Taylor CapizolaGHTC
Taylor Capizola is a program assistant at GHTC who supports GHTC's communications and member engagement activities.
In this regular feature on Breakthroughs, we highlight some of the most interesting reads in global health research from the past week.
CRISPR-cas9, a revolutionary gene editing tool, has been hailed a breakthrough device for microbiologists and geneticists—but not without certain reservations. In a study recently published in Nature, researchers attempting to target and edit genetic blindness in mice analyzed nucleotides—the single-unit building blocks for DNA—in the edited and control mice in order to evaluate success of the tool. CRISPR successfully targeted the alleles—or mutated nucleotides—causing blindness in the mice, but the editing also caused 1,600 off-target, unpredicted mutations, including 100 “large changes” in the DNA structure. This is important because single-nucleotide mutations are associated with many diseases, such as sickle-cell anemia, Huntington's disease, cystic fibrosis, and more. The researchers stressed that more needs to be done to study off-target mutations before CRISPR can be considered risk-free, but that the outlook for the tool is still positive, as any scientific tool has side effects.

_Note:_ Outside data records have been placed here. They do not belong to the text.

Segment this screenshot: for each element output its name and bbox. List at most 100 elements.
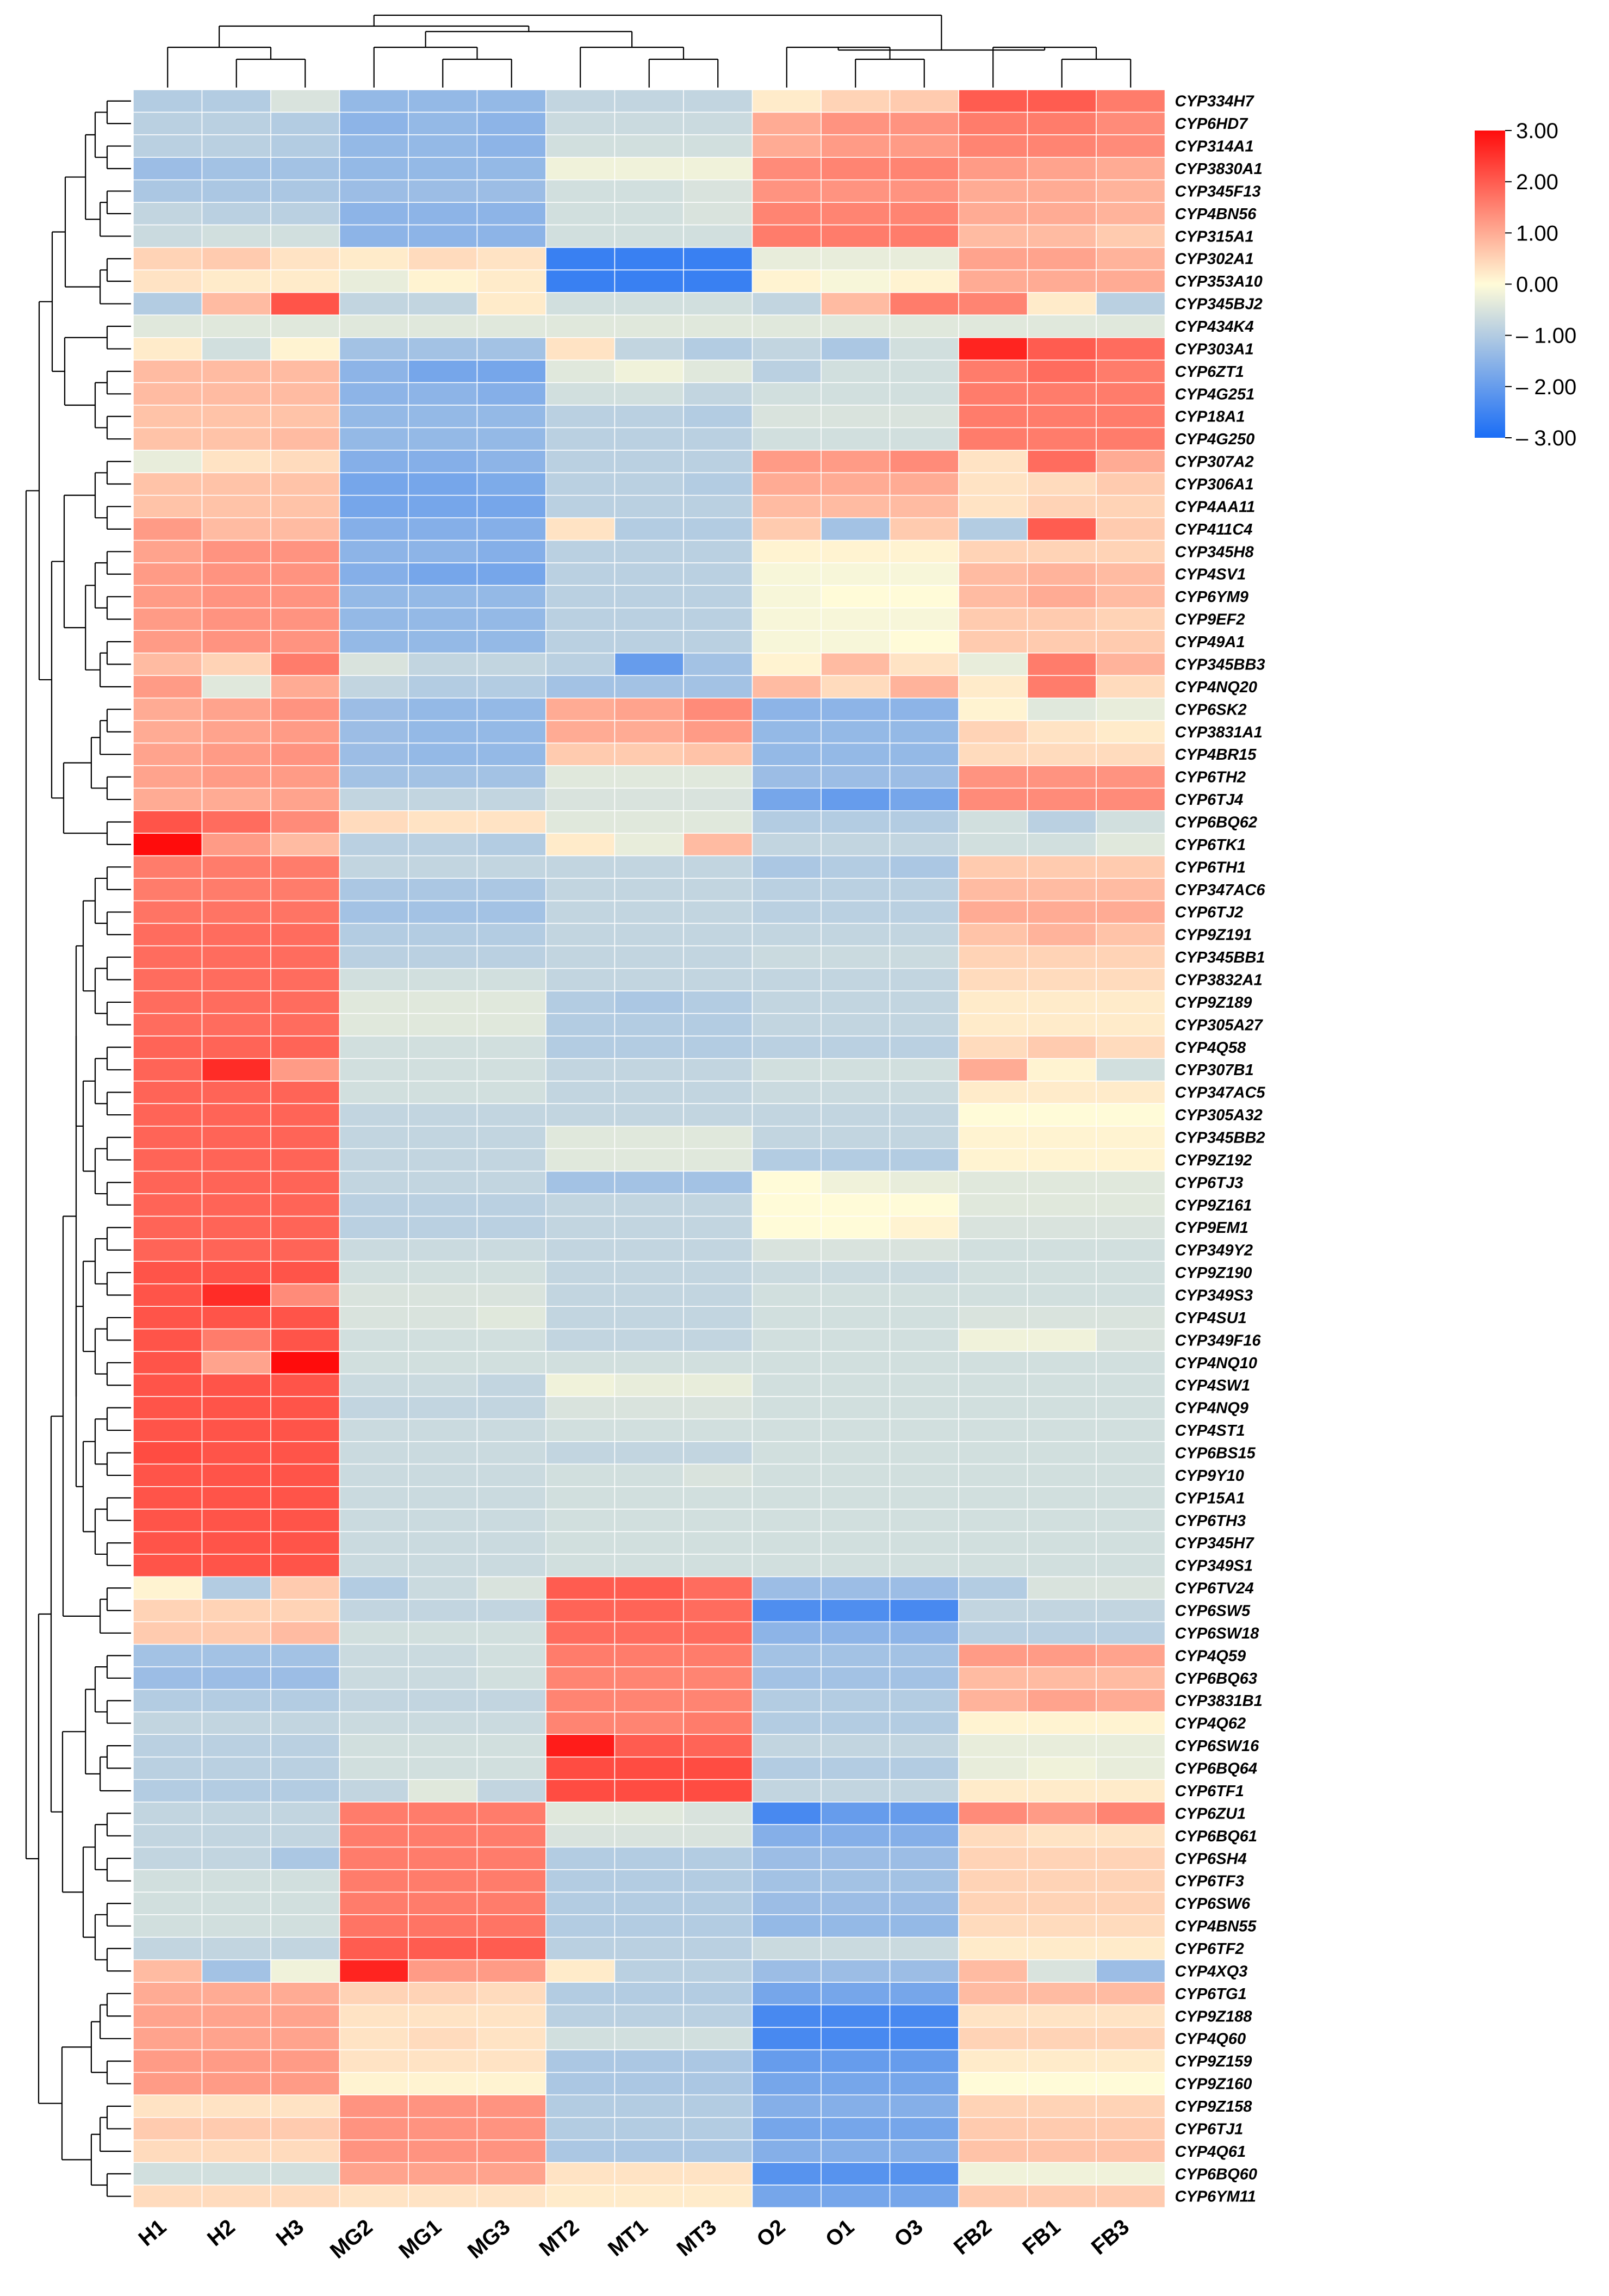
heatmap-cell [339, 1193, 409, 1217]
heatmap-cell [133, 945, 203, 969]
heatmap-cell [958, 1509, 1028, 1532]
heatmap-cell [614, 179, 684, 203]
heatmap-cell [614, 1261, 684, 1284]
row-label: CYP305A32 [1175, 1107, 1263, 1124]
heatmap-cell [683, 1103, 753, 1127]
row-label: CYP6TG1 [1175, 1985, 1247, 2003]
heatmap-cell [821, 359, 891, 383]
heatmap-cell [201, 1418, 271, 1442]
heatmap-cell [1096, 2072, 1166, 2096]
heatmap-cell [751, 247, 822, 271]
heatmap-cell [1096, 2139, 1166, 2163]
heatmap-cell [958, 1035, 1028, 1059]
heatmap-cell [133, 292, 203, 316]
heatmap-cell [545, 1869, 616, 1893]
heatmap-cell [889, 855, 959, 879]
heatmap-cell [270, 1463, 340, 1487]
heatmap-cell [958, 900, 1028, 924]
heatmap-cell [545, 1486, 616, 1510]
heatmap-cell [339, 405, 409, 429]
heatmap-cell [408, 1666, 478, 1690]
heatmap-cell [751, 1531, 822, 1555]
heatmap-cell [133, 1734, 203, 1758]
heatmap-cell [270, 1126, 340, 1149]
row-label: CYP9EM1 [1175, 1219, 1248, 1237]
heatmap-cell [339, 833, 409, 857]
heatmap-cell [133, 1351, 203, 1375]
heatmap-cell [133, 1193, 203, 1217]
heatmap-cell [270, 269, 340, 293]
heatmap-cell [476, 1891, 546, 1915]
row-label: CYP18A1 [1175, 408, 1245, 426]
heatmap-cell [683, 202, 753, 226]
heatmap-cell [821, 1914, 891, 1938]
heatmap-cell [614, 878, 684, 902]
heatmap-cell [1096, 945, 1166, 969]
heatmap-cell [545, 697, 616, 721]
heatmap-cell [889, 1711, 959, 1735]
heatmap-cell [958, 1643, 1028, 1667]
heatmap-cell [408, 1689, 478, 1712]
heatmap-cell [476, 1170, 546, 1194]
heatmap-cell [821, 1486, 891, 1510]
heatmap-cell [614, 990, 684, 1014]
heatmap-cell [133, 1643, 203, 1667]
heatmap-cell [476, 990, 546, 1014]
heatmap-cell [958, 179, 1028, 203]
heatmap-cell [614, 675, 684, 699]
heatmap-cell [476, 1982, 546, 2006]
heatmap-cell [614, 1869, 684, 1893]
heatmap-cell [408, 1103, 478, 1127]
heatmap-cell [476, 134, 546, 158]
heatmap-cell [201, 1689, 271, 1712]
heatmap-cell [201, 1215, 271, 1239]
heatmap-cell [270, 2094, 340, 2118]
heatmap-cell [889, 1914, 959, 1938]
heatmap-cell [476, 607, 546, 631]
heatmap-cell [545, 2162, 616, 2186]
heatmap-cell [201, 653, 271, 676]
heatmap-cell [1027, 269, 1097, 293]
heatmap-cell [614, 720, 684, 744]
row-label: CYP6TJ1 [1175, 2120, 1244, 2138]
heatmap-cell [545, 157, 616, 181]
row-label: CYP9Z161 [1175, 1197, 1252, 1214]
heatmap-cell [614, 472, 684, 496]
heatmap-cell [1027, 224, 1097, 248]
heatmap-cell [339, 787, 409, 811]
heatmap-cell [889, 1103, 959, 1127]
heatmap-cell [133, 1238, 203, 1262]
heatmap-cell [614, 1328, 684, 1352]
heatmap-cell [958, 653, 1028, 676]
heatmap-cell [889, 2049, 959, 2073]
heatmap-cell [476, 1599, 546, 1622]
heatmap-cell [958, 89, 1028, 113]
heatmap-cell [614, 1891, 684, 1915]
heatmap-cell [133, 1711, 203, 1735]
heatmap-cell [476, 653, 546, 676]
heatmap-cell [1027, 1599, 1097, 1622]
heatmap-cell [751, 1846, 822, 1870]
heatmap-cell [133, 494, 203, 518]
heatmap-cell [339, 1306, 409, 1330]
heatmap-cell [408, 968, 478, 991]
heatmap-cell [270, 1081, 340, 1104]
heatmap-cell [201, 1869, 271, 1893]
heatmap-cell [1096, 1193, 1166, 1217]
heatmap-cell [821, 314, 891, 338]
heatmap-cell [683, 2094, 753, 2118]
heatmap-cell [821, 1306, 891, 1330]
heatmap-cell [1027, 1193, 1097, 1217]
heatmap-cell [545, 2094, 616, 2118]
heatmap-cell [476, 202, 546, 226]
heatmap-cell [1096, 2004, 1166, 2028]
heatmap-cell [889, 765, 959, 789]
heatmap-cell [545, 202, 616, 226]
heatmap-cell [339, 1554, 409, 1578]
heatmap-cell [339, 562, 409, 586]
heatmap-cell [751, 427, 822, 451]
heatmap-cell [476, 945, 546, 969]
heatmap-cell [1027, 2094, 1097, 2118]
heatmap-cell [1096, 855, 1166, 879]
heatmap-cell [339, 878, 409, 902]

The science behind creating an effective vaccine that is capable of completely eradicating a disease is complex and hard-won. The only vaccine that has been used to successfully eradicate a disease in humans is the smallpox vaccine. Edward Jenner used cowpox, a similar but much less dangerous bovine variation of the disease, to create a successful vaccine against smallpox—and now scientists are going back to that methodology in an attempt to eradicate malaria. Scientists plan to genetically modify a rodent-variation of the malaria parasite to then use on healthy human volunteers. The hope is that the variation will result in a protective response in humans. The first phase of trials will begin in 2018 and will involve studying initial protection against the disease, with future phases focusing on continued efficacy of the vaccine.

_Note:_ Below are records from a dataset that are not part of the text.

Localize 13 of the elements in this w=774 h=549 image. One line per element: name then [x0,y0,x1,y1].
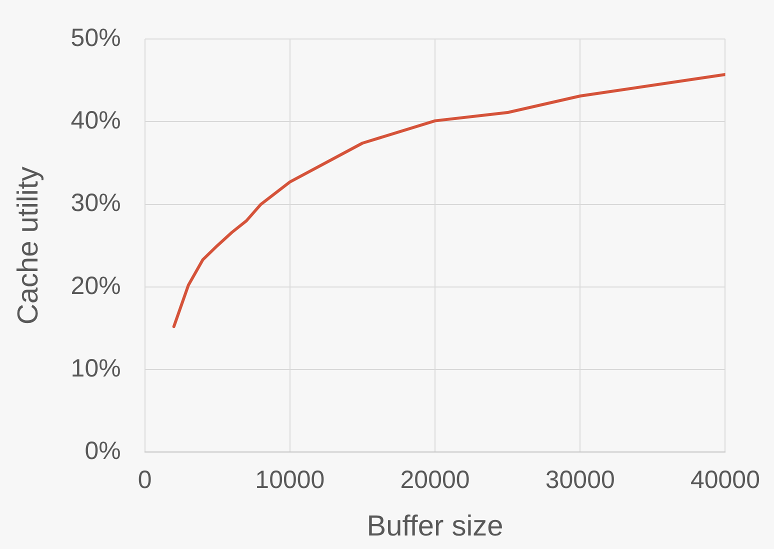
y-tick-label: 20% [70,272,121,300]
y-tick-label: 50% [70,24,121,52]
x-tick-label: 10000 [255,466,325,494]
x-axis-title: Buffer size [366,510,504,543]
y-axis-title: Cache utility [12,166,44,325]
x-tick-label: 40000 [690,466,760,494]
x-tick-label: 0 [138,466,152,494]
y-tick-label: 30% [70,189,121,218]
y-tick-label: 10% [70,354,121,382]
x-tick-label: 20000 [400,466,470,494]
y-tick-label: 40% [70,106,121,135]
x-tick-label: 30000 [545,466,615,494]
y-tick-label: 0% [84,437,121,466]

Motivated by a lack of awareness and funding for tuberculosis (TB), Médecins Sans Frontières, or Doctors Without Borders, launched a clinical trial, entitled TB PRACTECAL, aimed at finding a new, improved treatment for drug-resistant TB. The trial, which officially launched in January 2017, is testing an innovative combination of TB drugs that will only need to be taken for six months. Current treatments for drug-resistant TB are physically and emotionally arduous, painful, and only successful about 50 percent of the time, which is why shorted, improved treatment regimens are needed. The first set of trial results is expected to be released within two years with final results within four. If successful, the organization hopes the new treatment will be rolled out in countries around the world and mark an important step forward in combatting the global epidemic.